Отыскать в такой суете клочок пространства, свободный от чьих-то глаз, кажется задачей на грани. Я чуть не застыл в приступе панического отчаяния, но вовремя вспомнил… Карри говорила, что появиться в слишком людом месте столь же легко, как и в совершенно пустынном. И доказала сие на практике.

Смею надеяться, что к исчезновению это относится не в меньшей степени.

Приближаюсь к перекрестку…

Народу перед «зеброй» – как на митинге! И такой вот митинг на каждом из четырех углов дорожного узла. Как только машины и автобусы затормозят, вся эта масса хлынет, волна на волну, и останется только удивляться, что не сбивают друг друга, как кегли…

– Ма, там котя! – детский голос.

– Не вертись…

Пробираюсь в самую гущу ног.

Вот здесь и впрямь реальные шансы быть задавленным. Но придется рискнуть. Зато между фигурами так тесно, что вниз почти никто не смотрит. Никаких «Ма, там котя!» и прочих знаков внимания. Каждый дышит другому в затылок, посматривает на светофор, листает ленту соцсети в гаджете. Сколько секунд осталось до зеленого, уже не видно. Но магистраль еще гудит. Лучше успеть до того, как лес ног придет в движение.

Под шум автомобилей я закрыл глаза.

Карри… Изумрудные глаза, веснушки, призрачная маска с каймой янтарных камушков, зеленое одеяние восточной принцессы, жилки на «листьях» ногтей… Пытаюсь воскресить весь образ сразу, а не отдельные элементы… Ну же, Карри! Где ты?!

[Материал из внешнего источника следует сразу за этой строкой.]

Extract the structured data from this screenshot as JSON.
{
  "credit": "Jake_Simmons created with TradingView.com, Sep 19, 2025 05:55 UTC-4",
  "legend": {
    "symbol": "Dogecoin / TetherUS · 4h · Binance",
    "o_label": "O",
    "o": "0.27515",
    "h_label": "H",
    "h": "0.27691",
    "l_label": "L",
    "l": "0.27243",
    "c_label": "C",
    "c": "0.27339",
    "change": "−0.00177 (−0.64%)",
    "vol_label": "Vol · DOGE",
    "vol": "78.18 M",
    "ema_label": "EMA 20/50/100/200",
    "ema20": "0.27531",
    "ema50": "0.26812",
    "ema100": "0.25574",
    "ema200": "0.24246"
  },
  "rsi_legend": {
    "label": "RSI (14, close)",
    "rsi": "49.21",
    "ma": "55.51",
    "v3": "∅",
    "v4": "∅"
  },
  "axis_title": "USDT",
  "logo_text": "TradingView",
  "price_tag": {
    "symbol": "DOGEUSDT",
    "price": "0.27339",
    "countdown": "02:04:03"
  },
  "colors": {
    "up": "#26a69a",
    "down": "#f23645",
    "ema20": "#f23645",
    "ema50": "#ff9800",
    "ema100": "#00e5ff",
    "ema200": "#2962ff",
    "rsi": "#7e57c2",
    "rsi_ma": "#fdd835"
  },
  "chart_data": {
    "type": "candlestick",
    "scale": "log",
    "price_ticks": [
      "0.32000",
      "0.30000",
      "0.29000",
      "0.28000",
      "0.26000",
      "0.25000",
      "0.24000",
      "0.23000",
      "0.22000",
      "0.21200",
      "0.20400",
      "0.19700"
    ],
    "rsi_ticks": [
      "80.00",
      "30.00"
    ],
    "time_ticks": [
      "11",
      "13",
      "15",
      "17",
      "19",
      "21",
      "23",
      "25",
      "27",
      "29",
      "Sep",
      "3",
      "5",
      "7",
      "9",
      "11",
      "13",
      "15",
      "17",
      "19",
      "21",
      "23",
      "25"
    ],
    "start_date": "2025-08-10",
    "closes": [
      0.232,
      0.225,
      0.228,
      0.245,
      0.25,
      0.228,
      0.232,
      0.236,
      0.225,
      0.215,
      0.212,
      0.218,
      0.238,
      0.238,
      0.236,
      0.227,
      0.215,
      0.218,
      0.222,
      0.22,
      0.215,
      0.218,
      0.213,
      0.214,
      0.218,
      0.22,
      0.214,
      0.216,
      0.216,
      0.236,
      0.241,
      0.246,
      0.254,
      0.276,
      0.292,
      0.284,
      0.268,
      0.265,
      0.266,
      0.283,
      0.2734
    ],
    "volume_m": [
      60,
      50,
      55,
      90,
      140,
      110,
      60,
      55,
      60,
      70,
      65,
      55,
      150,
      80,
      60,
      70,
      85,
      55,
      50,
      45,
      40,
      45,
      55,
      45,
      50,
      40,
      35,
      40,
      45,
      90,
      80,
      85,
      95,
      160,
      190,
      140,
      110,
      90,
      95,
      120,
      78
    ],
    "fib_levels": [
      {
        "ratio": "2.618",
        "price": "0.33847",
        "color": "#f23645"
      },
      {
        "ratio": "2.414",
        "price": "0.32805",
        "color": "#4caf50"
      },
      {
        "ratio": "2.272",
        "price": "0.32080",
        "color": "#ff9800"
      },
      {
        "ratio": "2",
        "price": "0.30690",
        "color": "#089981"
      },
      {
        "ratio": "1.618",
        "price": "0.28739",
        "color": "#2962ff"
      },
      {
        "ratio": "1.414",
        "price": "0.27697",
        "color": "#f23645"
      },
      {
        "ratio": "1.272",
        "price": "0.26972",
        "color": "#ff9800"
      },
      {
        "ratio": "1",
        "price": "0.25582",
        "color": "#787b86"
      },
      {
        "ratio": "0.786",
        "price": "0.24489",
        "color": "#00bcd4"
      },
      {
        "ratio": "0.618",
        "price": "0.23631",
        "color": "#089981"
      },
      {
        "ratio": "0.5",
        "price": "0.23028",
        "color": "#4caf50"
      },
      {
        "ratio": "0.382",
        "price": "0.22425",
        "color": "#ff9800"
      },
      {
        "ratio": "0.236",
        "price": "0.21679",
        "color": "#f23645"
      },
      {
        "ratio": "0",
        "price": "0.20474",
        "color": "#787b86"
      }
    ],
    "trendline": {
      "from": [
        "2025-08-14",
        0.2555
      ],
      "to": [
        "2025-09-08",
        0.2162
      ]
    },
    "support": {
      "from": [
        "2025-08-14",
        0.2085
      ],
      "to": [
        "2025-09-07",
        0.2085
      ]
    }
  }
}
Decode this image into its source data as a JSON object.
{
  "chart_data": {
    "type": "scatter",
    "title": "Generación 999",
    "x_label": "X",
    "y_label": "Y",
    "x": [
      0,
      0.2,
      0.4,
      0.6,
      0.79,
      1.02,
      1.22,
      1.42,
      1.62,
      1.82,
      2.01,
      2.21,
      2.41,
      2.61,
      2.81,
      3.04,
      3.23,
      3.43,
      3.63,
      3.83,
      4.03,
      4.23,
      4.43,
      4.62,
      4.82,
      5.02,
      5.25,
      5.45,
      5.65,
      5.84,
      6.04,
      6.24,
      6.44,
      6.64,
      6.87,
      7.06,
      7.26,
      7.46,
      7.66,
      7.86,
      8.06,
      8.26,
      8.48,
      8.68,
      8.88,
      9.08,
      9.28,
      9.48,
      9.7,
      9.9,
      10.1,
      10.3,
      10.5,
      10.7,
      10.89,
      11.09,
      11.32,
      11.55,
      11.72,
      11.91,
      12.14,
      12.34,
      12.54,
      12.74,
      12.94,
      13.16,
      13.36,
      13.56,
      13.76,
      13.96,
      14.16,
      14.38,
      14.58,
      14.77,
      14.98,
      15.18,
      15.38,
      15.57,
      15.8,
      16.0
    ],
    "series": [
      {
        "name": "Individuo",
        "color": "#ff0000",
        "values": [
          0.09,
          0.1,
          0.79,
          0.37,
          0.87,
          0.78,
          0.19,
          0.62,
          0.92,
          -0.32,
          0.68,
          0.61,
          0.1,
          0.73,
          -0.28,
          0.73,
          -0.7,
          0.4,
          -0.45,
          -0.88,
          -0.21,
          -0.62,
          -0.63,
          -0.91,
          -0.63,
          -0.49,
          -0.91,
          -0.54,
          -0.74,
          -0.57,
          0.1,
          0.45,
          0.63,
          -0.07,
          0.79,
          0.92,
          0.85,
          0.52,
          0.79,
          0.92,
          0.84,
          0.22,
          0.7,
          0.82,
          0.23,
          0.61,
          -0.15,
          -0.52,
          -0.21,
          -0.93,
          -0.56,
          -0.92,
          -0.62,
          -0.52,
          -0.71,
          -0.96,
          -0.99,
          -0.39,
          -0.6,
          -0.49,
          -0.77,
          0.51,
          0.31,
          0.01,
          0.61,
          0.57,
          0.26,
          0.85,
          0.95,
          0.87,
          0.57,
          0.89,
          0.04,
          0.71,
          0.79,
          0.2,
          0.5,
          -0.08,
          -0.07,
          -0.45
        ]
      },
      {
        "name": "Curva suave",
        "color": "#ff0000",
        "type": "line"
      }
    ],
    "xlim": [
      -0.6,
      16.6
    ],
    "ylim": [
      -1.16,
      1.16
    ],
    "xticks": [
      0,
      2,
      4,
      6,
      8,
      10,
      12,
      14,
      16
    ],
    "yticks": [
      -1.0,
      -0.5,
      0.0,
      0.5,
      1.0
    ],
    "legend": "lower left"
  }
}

Меня сжало со всех сторон, будто тисками!

«Не успел!» – подумал я и приготовился к хрусту костей.

Но неприятное чувство вспыхнуло лишь на миг. Я по-прежнему в чем-то тесном, но оно не давит, только ограничивает пространство. Как мешок. Все еще шумят машины…

Вернее, машина. Одна!

Моя голова, наконец, смогла высунуться из таинственных тисков. Это оказался не мешок, а рюкзак. На заднем сиденье автомобиля с открытым верхом. В морду ударил ветер, уши прижались к голове, я невольно сощурился. Машина несется по широченной стреле автобана, слева и справа простираются каменно-песчаные пустоши с пучками блеклой травой, корявыми деревьями, кактусами и скалистым горизонтом.